Donnerstag, 1. März 2007

Ihr Kinderlein kommet

...zur Krippe herkommet, und zwar nicht der "Ur-Krippe" in Bethlehems Stall, sondern in eines der von Frau von der Leyen propagierten Aufbewahrungs-Ghettos. Und von den Kindern muß in dieser künstlich aufgeheizten Diskussion zuallererst geredet werden - nicht von den Müttern.
Schon der Name für diese Baby-Sammelstellen ist ein Hohn und pervertiert den ursprünglichen Sinn, nämlich ein von der leiblichen Mutter behütetes Bett für das neugeborene Baby zu sein. Nein, die Krippen, um die zur Zeit so heftig gestritten wird, sind keine von der Mutter behüteten Orte für Kleinkinder, sondern von bezahltem Fachpersonal durchorganisierte "Betreuungsangebote", wo auch die ganz Kleinen schon "gefördert", beurteilt, aufs Lernen vorbereitet und auf das Leben in Gemeinschaft hin sozialisiert werden.
Na und? Ist das so schlecht? Nein, es ist sicher nicht die Hölle, und manch ein Kind wird so etwas ohne "sichtbare" Schäden, aber mit den messbaren Positiva erhöhter Teamfähigkeit, Flexibilität und Lenkbarkeit durchlaufen.
Warum also rege ich mich auf?
Ich glaube, daß hier etwas Grundsätzliches übersehen wird. Es geht nicht nur darum, daß mit der Kinderkrippe dem kleinen Kind bereits im Stadium des Nesthockers etwas zugemutet wird, das erst zu einem späteren Zeitpunkt seiner Entwicklung kommen dürfte. Nein, das Entscheidende ist, daß ihm das vorenthalten wird, was es zu Beginn seines Lebens am meisten braucht: die ungeteilte und nicht bewertende Liebe der Mutter. Eine Mutter liebt ihr Kind um seiner selbst willen, nicht wegen irgendwelcher Merkmale oder Begabungen. Nur durch diese Liebe, die keine Gründe braucht und sucht, bekommt das Kind das Urvertrauen, das die Voraussetzung zur Entwicklung einer gesunden und glücklichen Persönlichkeit ist. Keine noch so engagierte Erzieherin kann hier die Mutter ersetzen.

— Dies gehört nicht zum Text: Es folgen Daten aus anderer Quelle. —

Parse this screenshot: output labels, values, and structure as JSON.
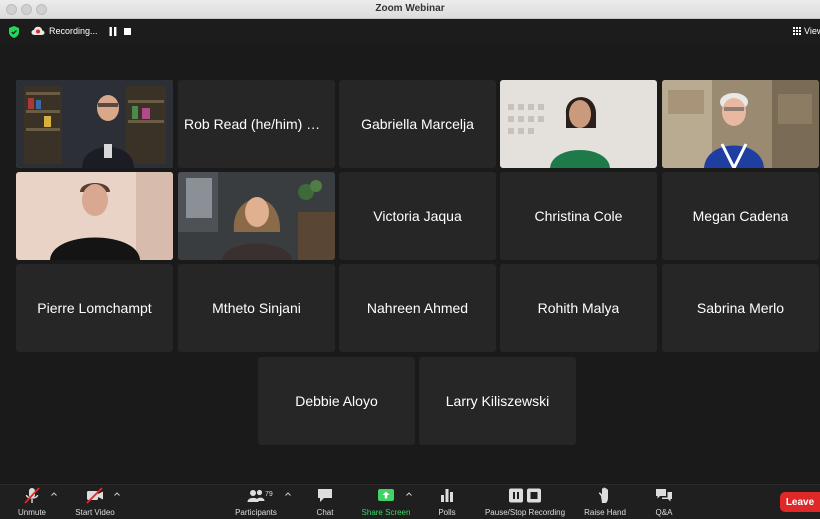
{
  "window": {
    "title": "Zoom Webinar"
  },
  "topbar": {
    "recording_label": "Recording...",
    "view_label": "View"
  },
  "participants": [
    {
      "name": "",
      "video": true,
      "active": true
    },
    {
      "name": "Rob Read (he/him) Plantasia",
      "video": false
    },
    {
      "name": "Gabriella Marcelja",
      "video": false
    },
    {
      "name": "",
      "video": true
    },
    {
      "name": "",
      "video": true
    },
    {
      "name": "",
      "video": true
    },
    {
      "name": "",
      "video": true
    },
    {
      "name": "Victoria Jaqua",
      "video": false
    },
    {
      "name": "Christina Cole",
      "video": false
    },
    {
      "name": "Megan Cadena",
      "video": false
    },
    {
      "name": "Pierre Lomchampt",
      "video": false
    },
    {
      "name": "Mtheto Sinjani",
      "video": false
    },
    {
      "name": "Nahreen Ahmed",
      "video": false
    },
    {
      "name": "Rohith Malya",
      "video": false
    },
    {
      "name": "Sabrina Merlo",
      "video": false
    },
    {
      "name": "Debbie Aloyo",
      "video": false
    },
    {
      "name": "Larry Kiliszewski",
      "video": false
    }
  ],
  "toolbar": {
    "unmute": "Unmute",
    "start_video": "Start Video",
    "participants": "Participants",
    "participants_count": "79",
    "chat": "Chat",
    "share_screen": "Share Screen",
    "polls": "Polls",
    "recording": "Pause/Stop Recording",
    "raise_hand": "Raise Hand",
    "qa": "Q&A",
    "leave": "Leave"
  },
  "colors": {
    "active_speaker": "#23d959",
    "share_green": "#3fd265",
    "leave_red": "#e02828",
    "tile_bg": "#262626"
  }
}
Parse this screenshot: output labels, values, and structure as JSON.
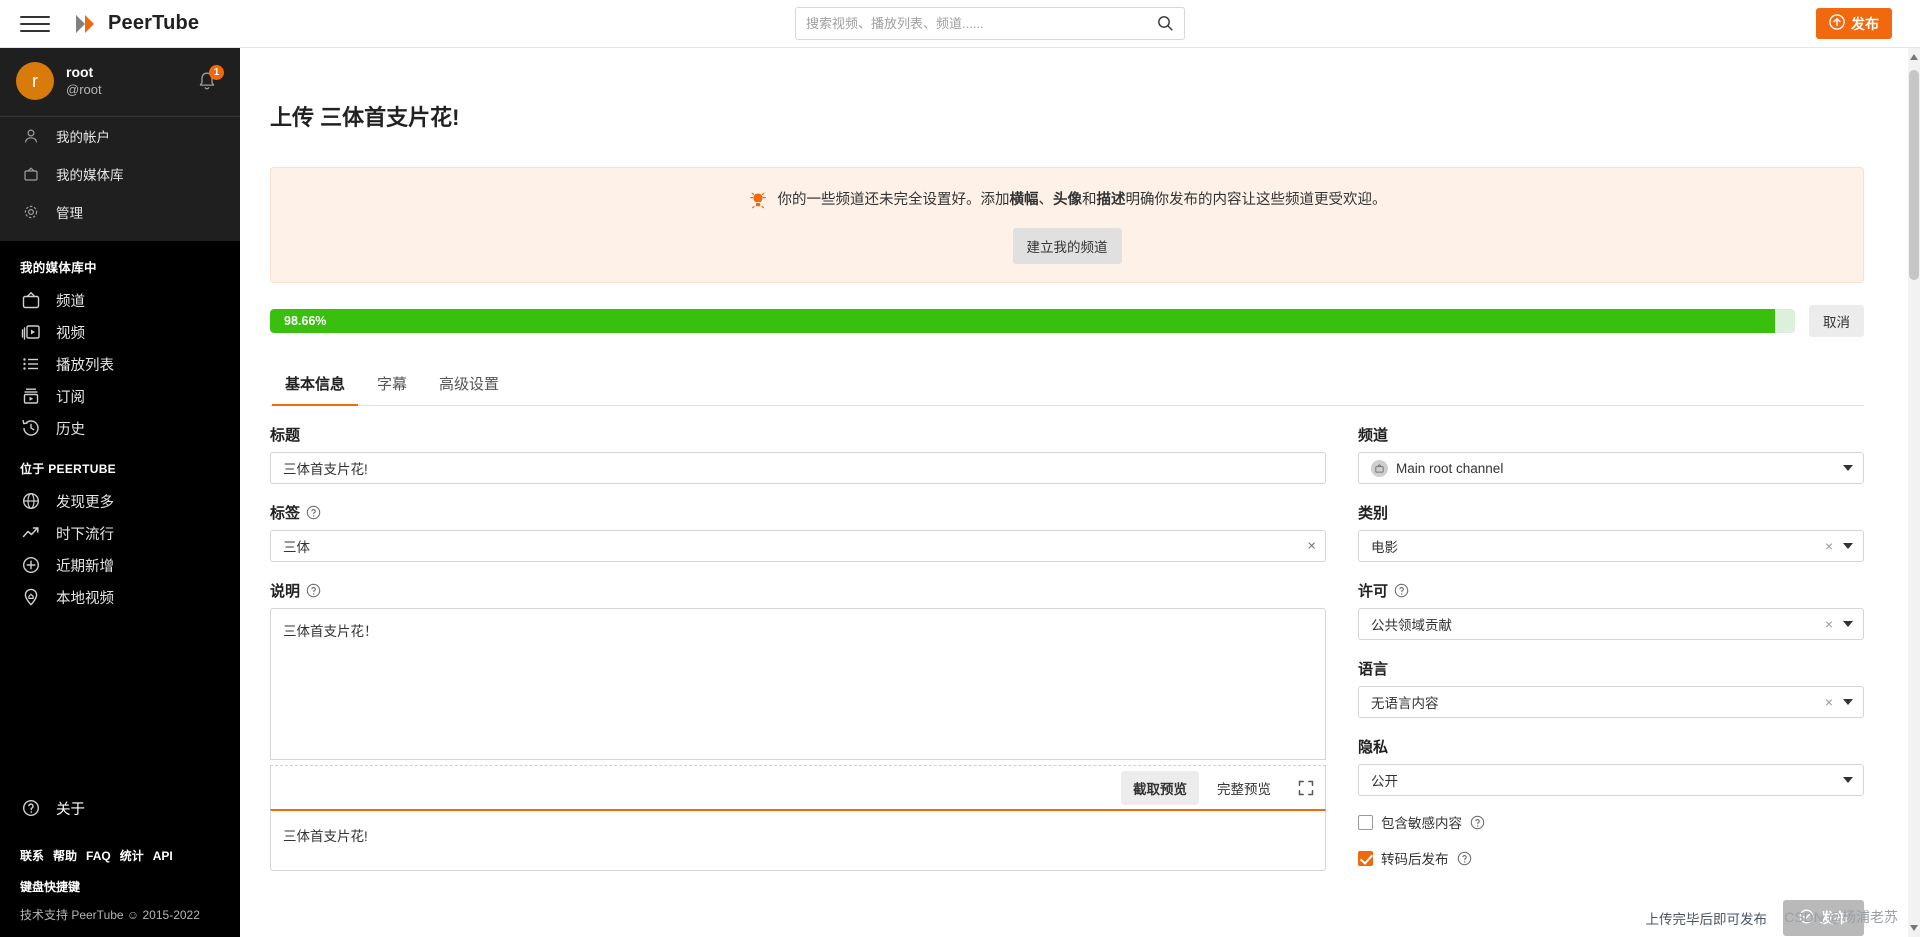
{
  "topbar": {
    "menu_icon": "hamburger-icon",
    "brand": "PeerTube",
    "search_placeholder": "搜索视频、播放列表、频道......",
    "search_value": "",
    "search_icon": "search-icon",
    "publish_label": "发布",
    "publish_icon": "upload-icon"
  },
  "sidebar": {
    "account": {
      "avatar_letter": "r",
      "display_name": "root",
      "handle": "@root",
      "bell_icon": "bell-icon",
      "notification_count": "1"
    },
    "account_menu": [
      {
        "label": "我的帐户",
        "icon": "user-icon"
      },
      {
        "label": "我的媒体库",
        "icon": "tv-icon"
      },
      {
        "label": "管理",
        "icon": "gear-icon"
      }
    ],
    "library_section": "我的媒体库中",
    "library_items": [
      {
        "label": "频道",
        "icon": "tv-icon"
      },
      {
        "label": "视频",
        "icon": "video-icon"
      },
      {
        "label": "播放列表",
        "icon": "list-icon"
      },
      {
        "label": "订阅",
        "icon": "subscriptions-icon"
      },
      {
        "label": "历史",
        "icon": "history-icon"
      }
    ],
    "peertube_section": "位于 PEERTUBE",
    "peertube_items": [
      {
        "label": "发现更多",
        "icon": "globe-icon"
      },
      {
        "label": "时下流行",
        "icon": "trending-icon"
      },
      {
        "label": "近期新增",
        "icon": "plus-circle-icon"
      },
      {
        "label": "本地视频",
        "icon": "pin-icon"
      }
    ],
    "about": {
      "label": "关于",
      "icon": "question-circle-icon"
    },
    "footer_links": [
      "联系",
      "帮助",
      "FAQ",
      "统计",
      "API"
    ],
    "footer_shortcut": "键盘快捷键",
    "footer_credit": "技术支持 PeerTube ☺ 2015-2022"
  },
  "main": {
    "page_title": "上传 三体首支片花!",
    "alert": {
      "icon": "bulb-icon",
      "text_parts": [
        {
          "text": "你的一些频道还未完全设置好。添加",
          "bold": false
        },
        {
          "text": "横幅",
          "bold": true
        },
        {
          "text": "、",
          "bold": false
        },
        {
          "text": "头像",
          "bold": true
        },
        {
          "text": "和",
          "bold": false
        },
        {
          "text": "描述",
          "bold": true
        },
        {
          "text": "明确你发布的内容让这些频道更受欢迎。",
          "bold": false
        }
      ],
      "button_label": "建立我的频道"
    },
    "progress": {
      "percent_label": "98.66%",
      "percent_value": 98.66,
      "bar_color": "#39C00F",
      "track_color": "#DCF0DC",
      "cancel_label": "取消"
    },
    "tabs": [
      {
        "label": "基本信息",
        "active": true
      },
      {
        "label": "字幕",
        "active": false
      },
      {
        "label": "高级设置",
        "active": false
      }
    ],
    "form": {
      "title_label": "标题",
      "title_value": "三体首支片花!",
      "tags_label": "标签",
      "tags_value": "三体",
      "tags_clear_icon": "close-icon",
      "desc_label": "说明",
      "desc_value": "三体首支片花！",
      "desc_preview_value": "三体首支片花!",
      "preview_crop_label": "截取预览",
      "preview_full_label": "完整预览",
      "expand_icon": "fullscreen-icon",
      "channel_label": "频道",
      "channel_value": "Main root channel",
      "channel_icon": "tv-icon",
      "category_label": "类别",
      "category_value": "电影",
      "licence_label": "许可",
      "licence_value": "公共领域贡献",
      "language_label": "语言",
      "language_value": "无语言内容",
      "privacy_label": "隐私",
      "privacy_value": "公开",
      "nsfw_label": "包含敏感内容",
      "nsfw_checked": false,
      "wait_transcoding_label": "转码后发布",
      "wait_transcoding_checked": true,
      "publish_hint": "上传完毕后即可发布",
      "publish_label": "发布",
      "publish_icon": "check-circle-icon"
    }
  },
  "watermark": "CSDN @杨浦老苏",
  "colors": {
    "accent": "#F1680D",
    "progress_green": "#39C00F",
    "sidebar_bg": "#000000",
    "account_bg": "#1f1f1f",
    "alert_bg": "#FDF1E8"
  }
}
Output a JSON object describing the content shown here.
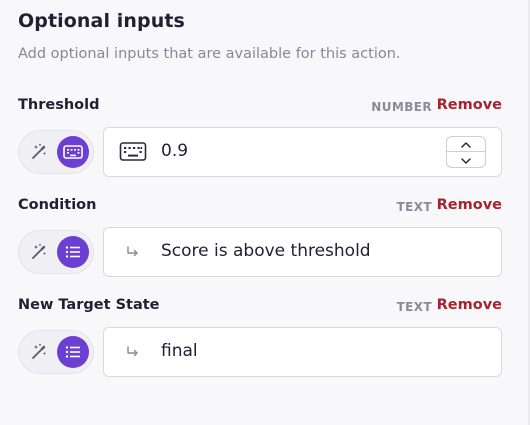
{
  "section": {
    "title": "Optional inputs",
    "subtitle": "Add optional inputs that are available for this action."
  },
  "colors": {
    "accent": "#6a3fd1",
    "remove": "#a5242f",
    "muted": "#8a8796"
  },
  "inputs": [
    {
      "label": "Threshold",
      "type": "NUMBER",
      "remove": "Remove",
      "mode_icon": "keyboard-icon",
      "lead_icon": "keyboard-icon",
      "value": "0.9"
    },
    {
      "label": "Condition",
      "type": "TEXT",
      "remove": "Remove",
      "mode_icon": "list-icon",
      "lead_icon": "return-arrow-icon",
      "value": "Score is above threshold"
    },
    {
      "label": "New Target State",
      "type": "TEXT",
      "remove": "Remove",
      "mode_icon": "list-icon",
      "lead_icon": "return-arrow-icon",
      "value": "final"
    }
  ]
}
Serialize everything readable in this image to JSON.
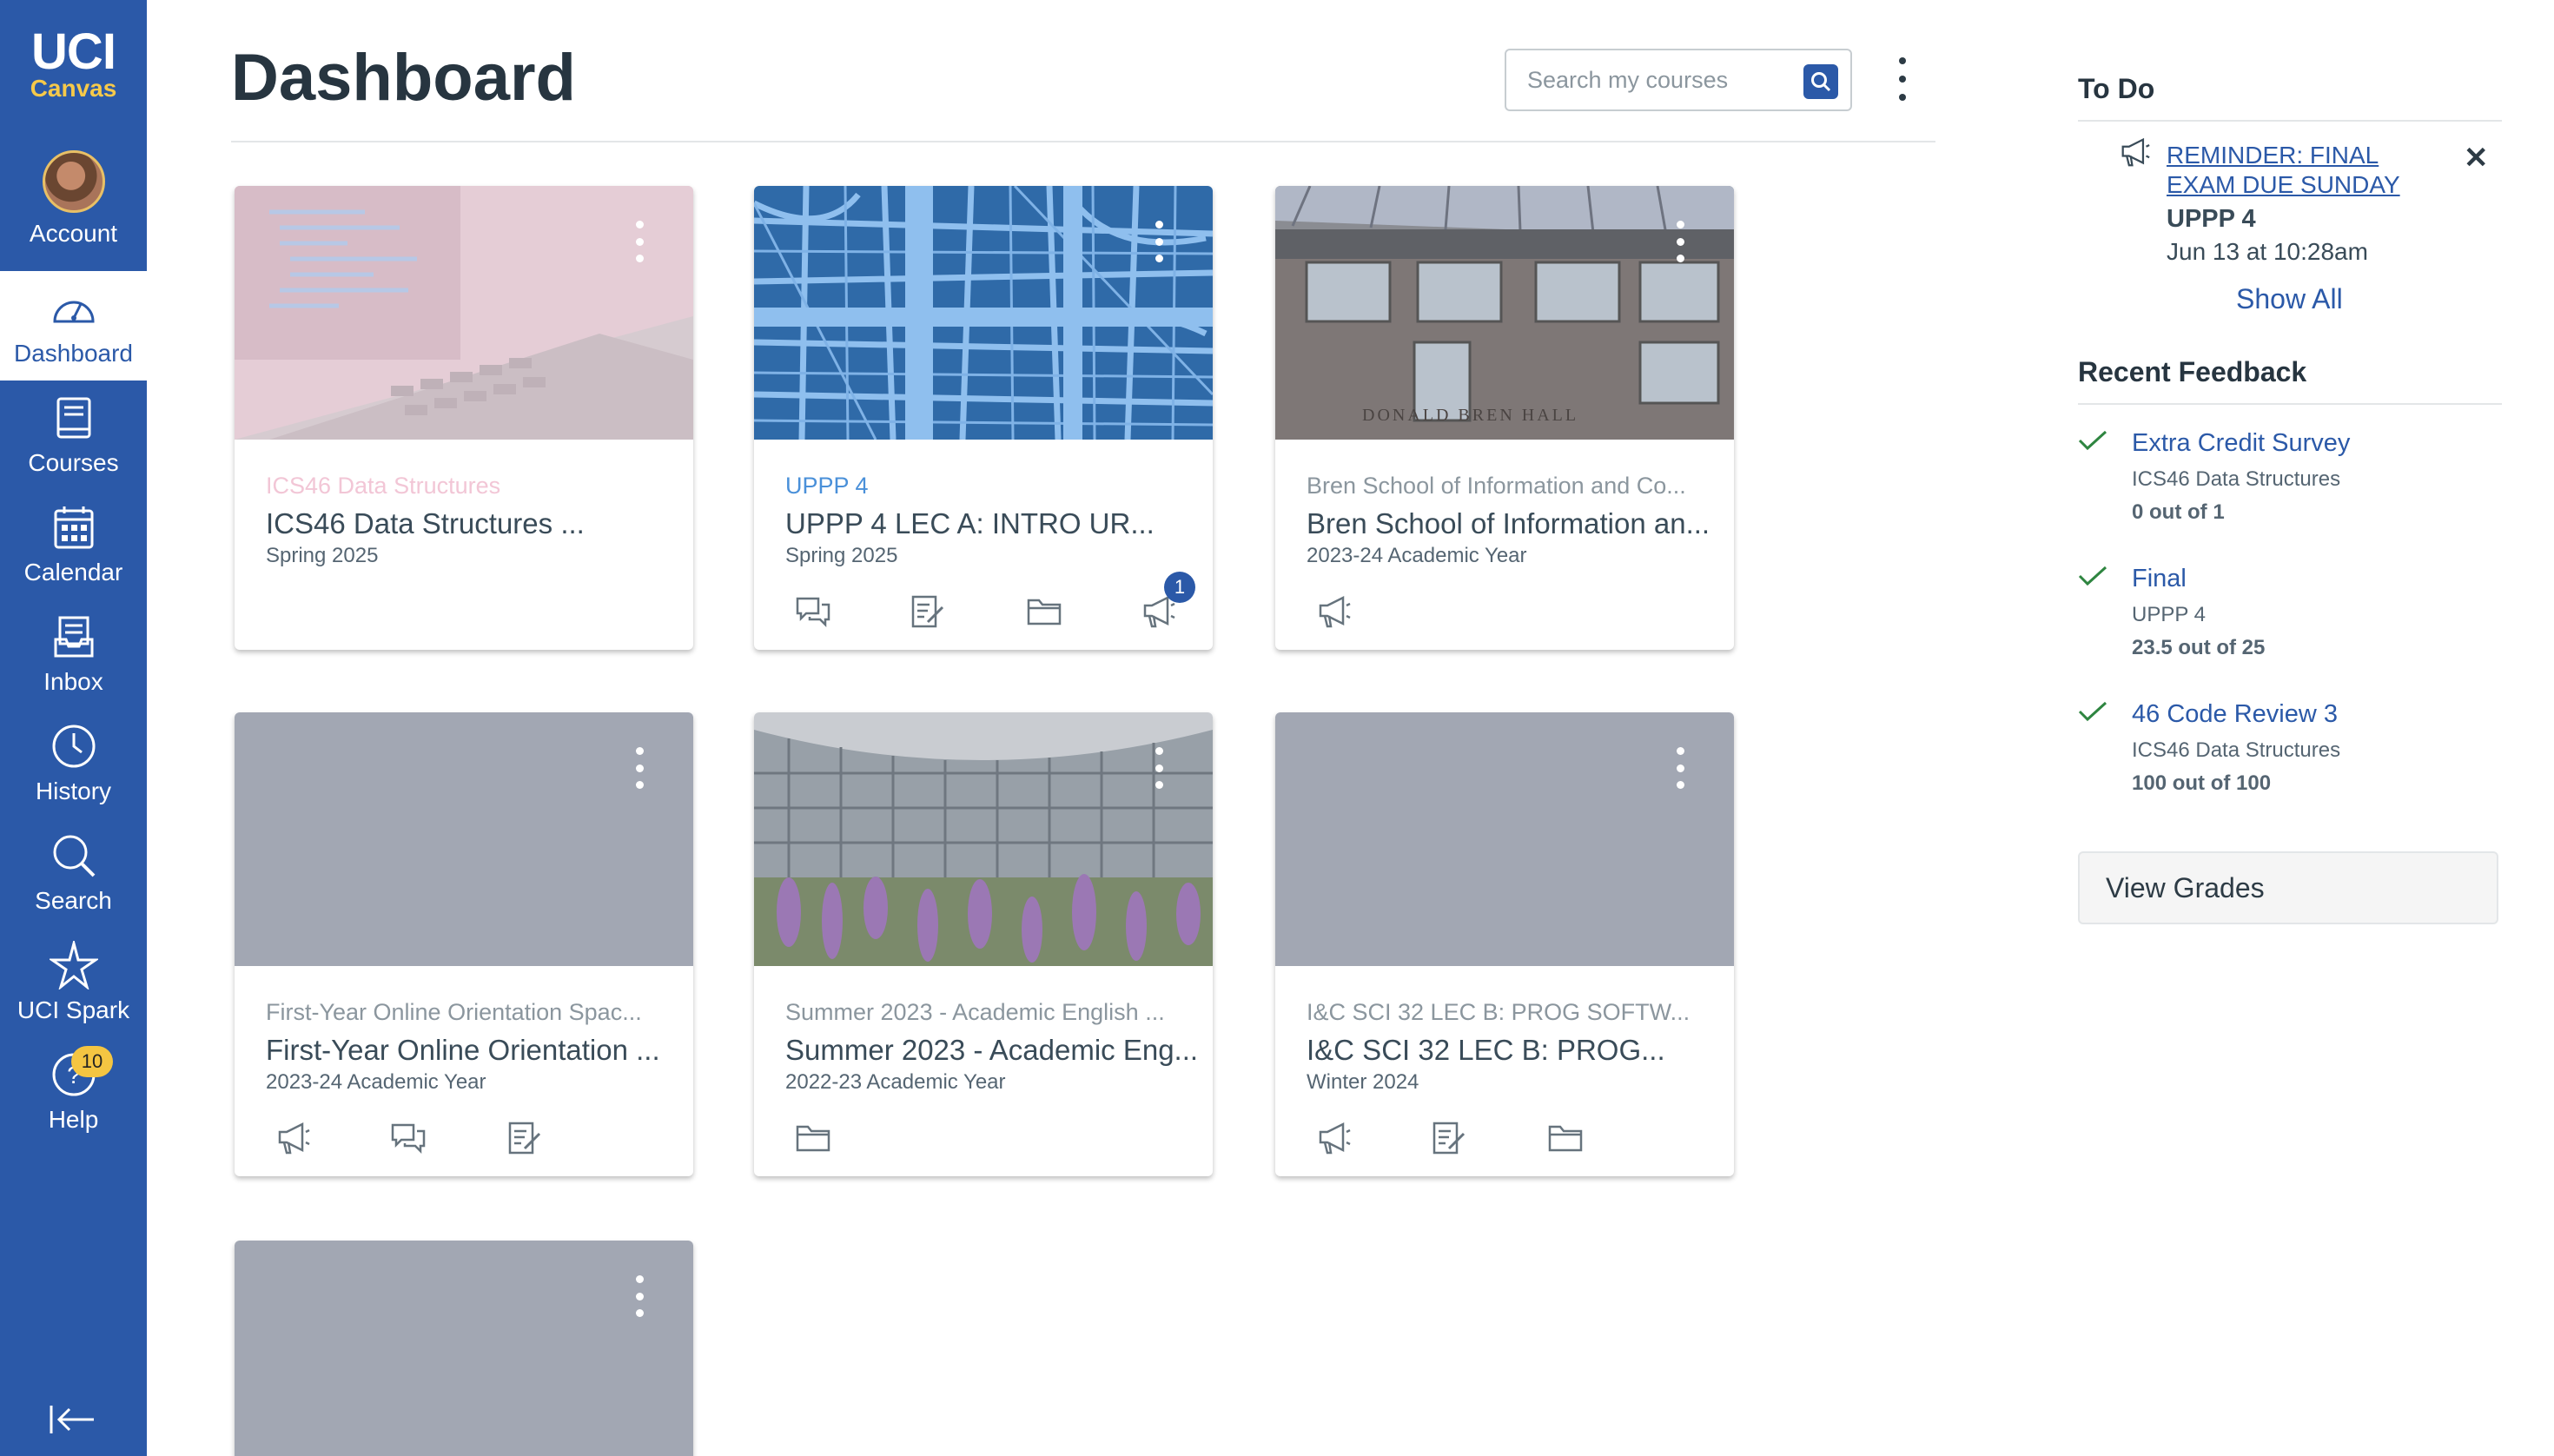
{
  "global_nav": {
    "logo_line1": "UCI",
    "logo_line2": "Canvas",
    "items": [
      {
        "label": "Account"
      },
      {
        "label": "Dashboard"
      },
      {
        "label": "Courses"
      },
      {
        "label": "Calendar"
      },
      {
        "label": "Inbox"
      },
      {
        "label": "History"
      },
      {
        "label": "Search"
      },
      {
        "label": "UCI Spark"
      },
      {
        "label": "Help",
        "badge": "10"
      }
    ]
  },
  "header": {
    "title": "Dashboard",
    "search_placeholder": "Search my courses"
  },
  "cards": [
    {
      "code": "ICS46 Data Structures",
      "name": "ICS46 Data Structures ...",
      "term": "Spring 2025",
      "code_color": "#f2c6d6"
    },
    {
      "code": "UPPP 4",
      "name": "UPPP 4 LEC A: INTRO UR...",
      "term": "Spring 2025",
      "code_color": "#4a90d9",
      "announcement_badge": "1"
    },
    {
      "code": "Bren School of Information and Co...",
      "name": "Bren School of Information an...",
      "term": "2023-24 Academic Year",
      "code_color": "#8b969e"
    },
    {
      "code": "First-Year Online Orientation Spac...",
      "name": "First-Year Online Orientation ...",
      "term": "2023-24 Academic Year",
      "code_color": "#8b969e"
    },
    {
      "code": "Summer 2023 - Academic English ...",
      "name": "Summer 2023 - Academic Eng...",
      "term": "2022-23 Academic Year",
      "code_color": "#8b969e"
    },
    {
      "code": "I&C SCI 32 LEC B: PROG SOFTW...",
      "name": "I&C SCI 32 LEC B: PROG...",
      "term": "Winter 2024",
      "code_color": "#8b969e"
    }
  ],
  "todo": {
    "heading": "To Do",
    "item_title": "REMINDER: FINAL EXAM DUE SUNDAY",
    "item_course": "UPPP 4",
    "item_date": "Jun 13 at 10:28am",
    "show_all": "Show All"
  },
  "recent_feedback": {
    "heading": "Recent Feedback",
    "items": [
      {
        "title": "Extra Credit Survey",
        "course": "ICS46 Data Structures",
        "score": "0 out of 1"
      },
      {
        "title": "Final",
        "course": "UPPP 4",
        "score": "23.5 out of 25"
      },
      {
        "title": "46 Code Review 3",
        "course": "ICS46 Data Structures",
        "score": "100 out of 100"
      }
    ],
    "view_grades": "View Grades"
  }
}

Klar - auch die Erzieherin "mag" ihre Krippenkinder, auch sie ist "nett" zu ihnen; aber sie wird gar nicht umhin können, die ihr anvertrauten Kinder zu vergleichen, zu bewerten, zu beurteilen. Und schon sind die Kinder dort, wo sie ohnehin früh genug hinkommen - im Prokrustesbett des Leistungsdenkens, des "Rankings", des "Nutzens". Und wenn dann die Fremdbetreuung jeden Tag acht Stunden dauert, wird das Argument von der"Qualität" der mütterlichen Zuwendung, die angeblich die "Quantität" aufwiege, unglaubwürdig.
Die Lösungen liegen anderswo, nicht im Ausbau der Kinderkrippen. Mehr Zeit für die Familie, mehr Flexibilität bei Halbtagsjobs, bei der Rückkehr in den Beruf nach mehrjähriger Familienpause, mehr häusliche Hilfen für Mütter (zum Beispiel eine Art Zivildienst - auch übrigens für Mädchen - in Familien): das sind einige Stichworte; hier sollte Frau von der Leyen mal Phantasie entwickeln, anstatt alte Pläne der Schröderregierung aus der Schublade zu ziehen ...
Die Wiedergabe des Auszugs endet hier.